The fact that it hadn’t occurred to me made me feel even more foolish than I had before. But when I searched my pockets for the handkerchief that Queen Lulu had given me back in the forest and couldn’t find it, I knew exactly what had happened.

Pete. He’d taken it. He’d used it to contact Glinda. He’d fallen for her trap—he’d gone to her for help, just like she’d tempted him to, and had brought her right to us.

Polychrome was right. How stupid could I have been? For that matter, how stupid could Pete have been? Did he think Glinda had even the slightest selfless intention in her entire body? Why hadn’t he been able to see this would happen?

I guess sometimes things get bad enough and you just don’t care anymore.

“Shit,” I said under my breath.

“Yes,” Polychrome spat. “Shit.
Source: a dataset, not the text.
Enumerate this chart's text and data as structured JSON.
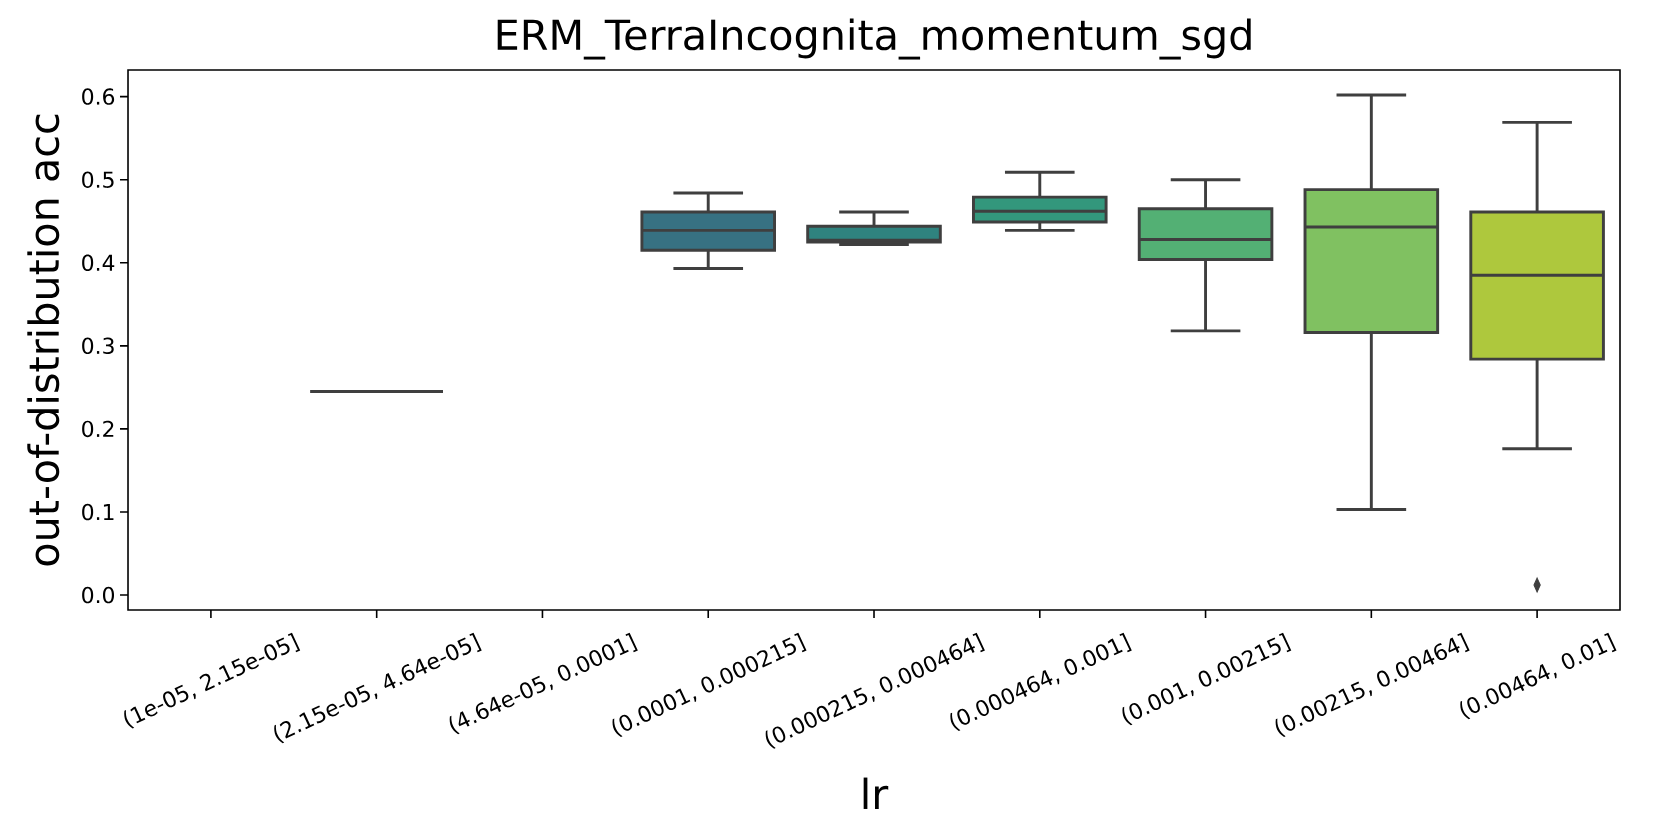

We’re all buried in it now. For years, the Rainbow Falls have stood protected by Old Magic, free of Dorothy’s influence and incursion. It was charmed, protected from the outside, from those who wanted to find us. We were hidden. Now you’ve brought her to my doorstep, and all of Oz will suffer because of your idiocy.”

“I’m sorry,” I said. “I . . .”

Polychrome waved me off. “Forget it. There’s nothing left to do but fight.”

She began to glow. In the distance, out the window, a lone rainbow crept toward us, winding in and out of the flames.

“I can get there faster,” I said.

“No!” Nox shouted. Too late. I was already slipping into shadow, moving through the nothingness toward an enemy that I could feel at the edge of it.

I felt my way through the dark. All I had to do was let myself become one with the shadows. I didn’t know exactly where I was heading or what I would find, but there was a power out there, and it was calling to me.

Then I felt heat on my face, and sweat forming on my brow as it got hotter. I opened my eyes and saw that the shadows had brought me right to the center of an inferno: I was standing on one of the floating islands, and it was engulfed in flames of every color imaginable.

Anything else that distinguished it was impossible to say now. All that was left of it was smoke and fire.

Then, from out of the flames, stepped Glinda. She had undergone a costume change since I’d last spotted her: now she was dressed for battle in a skintight, magenta bodysuit, complete with a gleaming armored bodice. Her strawberry-blond hair was pulled back into a neat, severe bun.

“Well, lookie loo,” she said in greeting. “Amy Gumm is here! I think we just about have a quorum for a tea party!”

With a wave of her hand, the flames immediately surrounding her subsided enough to leave a ring of burned-out rock—revealing that it wasn’t just the two of us.

To Glinda’s right was Pete. He was wrapped in chains—and from the scarlet aura around them, I could tell they weren’t ordinary chains binding him, but magical ones. In addition to being tied up, he was gagged. I tried to meet his gaze, but he looked away, and I instantly knew my suspicion about what he had done was the right one.

I didn’t even bother being disgusted. Pete, and the way he had betrayed me, were the least of my concerns. Because standing to Glinda’s left was none other than Dorothy Gale herself. She wore a menacing, self-satisfied grin, like the cat who had just eaten the canary.